Calculating the distance to a star

[Physics Dad]

I have made an effort to answer this question, and would like to know if my thinking is correct. I would appreciate any feedback.

Thank you!

Homework Statement

Two stars in the sky have similar effective temperatures, masses and apparent brightness.

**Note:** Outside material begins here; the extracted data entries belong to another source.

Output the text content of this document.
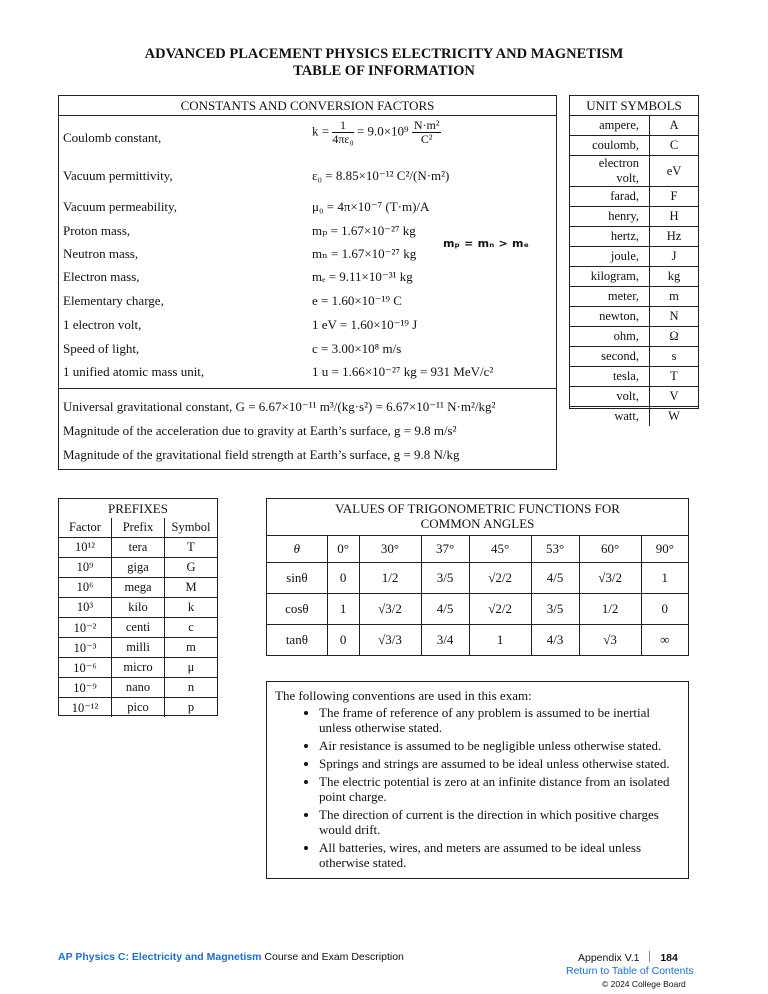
ADVANCED PLACEMENT PHYSICS ELECTRICITY AND MAGNETISM
TABLE OF INFORMATION
CONSTANTS AND CONVERSION FACTORS
Coulomb constant,	$k = \frac{1}{\text{4πε₀}} = 9.0\times 10^9 \frac{\text{N·m²}}{\text{C²}}$
Vacuum permittivity,	ε₀ = 8.85×10⁻¹² C²/(N·m²)
Vacuum permeability,	μ₀ = 4π×10⁻⁷ (T·m)/A
Proton mass,	mₚ = 1.67×10⁻²⁷ kg
Neutron mass,	mₙ = 1.67×10⁻²⁷ kg
mₚ = mₙ > mₑ
Electron mass,	mₑ = 9.11×10⁻³¹ kg
Elementary charge,	e = 1.60×10⁻¹⁹ C
1 electron volt,	1 eV = 1.60×10⁻¹⁹ J
Speed of light,	c = 3.00×10⁸ m/s
1 unified atomic mass unit,	1 u = 1.66×10⁻²⁷ kg = 931 MeV/c²
Universal gravitational constant, G = 6.67×10⁻¹¹ m³/(kg·s²) = 6.67×10⁻¹¹ N·m²/kg²
Magnitude of the acceleration due to gravity at Earth’s surface, g = 9.8 m/s²
Magnitude of the gravitational field strength at Earth’s surface, g = 9.8 N/kg
UNIT SYMBOLS
ampere,	A
coulomb,	C
electron volt,	eV
farad,	F
henry,	H
hertz,	Hz
joule,	J
kilogram,	kg
meter,	m
newton,	N
ohm,	Ω
second,	s
tesla,	T
volt,	V
watt,	W
PREFIXES
Factor	Prefix	Symbol
10¹²	tera	T
10⁹	giga	G
10⁶	mega	M
10³	kilo	k
10⁻²	centi	c
10⁻³	milli	m
10⁻⁶	micro	μ
10⁻⁹	nano	n
10⁻¹²	pico	p
VALUES OF TRIGONOMETRIC FUNCTIONS FOR
COMMON ANGLES
θ	0°	30°	37°	45°	53°	60°	90°
sinθ	0	1/2	3/5	√2/2	4/5	√3/2	1
cosθ	1	√3/2	4/5	√2/2	3/5	1/2	0
tanθ	0	√3/3	3/4	1	4/3	√3	∞
The following conventions are used in this exam:
• The frame of reference of any problem is assumed to be inertial unless otherwise stated.
• Air resistance is assumed to be negligible unless otherwise stated.
• Springs and strings are assumed to be ideal unless otherwise stated.
• The electric potential is zero at an infinite distance from an isolated point charge.
• The direction of current is the direction in which positive charges would drift.
• All batteries, wires, and meters are assumed to be ideal unless otherwise stated.
AP Physics C: Electricity and Magnetism Course and Exam Description	Appendix V.1 184
Return to Table of Contents
© 2024 College Board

However, star 1 has a surface gravity which is 10 times higher than star 2. If star 1 is 1pc away, what is the distance to star 2?

Homework Equations

i) g_*=GM_*/R_*²
ii) f_*=L_*/4πd_*²
iii) L_*=4πR_*²σT_*eff⁴
iv) m_*1-m_*2=-2.5log(f_*1/f_*2)

The Attempt at a Solution

Based upon the question, I can assume that the mass (M_*), the effective temperature (T_*eff) and the apparent magnitude (m_*) of both stars is the same.

First of all, I will start with the gravity which tells me that:

g_*1=10g_*2

so using equation i) I can say that:

GM/R_*1²=10GM/R_*2²

I can then rearrange to get a ratio of radii which will tell me that...

R_*12/R_*22=10^-1

I can then calculate the ratio of fluxes by substituting equation iii) into equation ii),= and doing some cancelling to find that...

f_*1/f_*2=d_*2²(R_*1²/R_*2²)

I know that the value of R_*1²/R_*2²=10^-1 so I can sub this value in

as I know that both apparent magnitudes are the same, I can say that m_*1-m_*2=0 and then sub in my ratio of fluxes to equation 4 to get...

0=-2.5log(d_*2²/10)

I can then solve this equation for d_*2 and I get...

d_*2=3.16pc

This seems feasible given that star two would have a radius 10 times bigger than star 1, but I would appreciate any help or advice anyone can offer.

Thank you!

 

[trurle]

d_*2=3.16pc

This seems feasible given that star two would have a radius 10 times bigger than star 1, but I would appreciate any help or advice anyone can offer.

Thank you!

Answer is correct, but it imply radius ratio of 3.16, not 10. 10 is the surface areas ratio.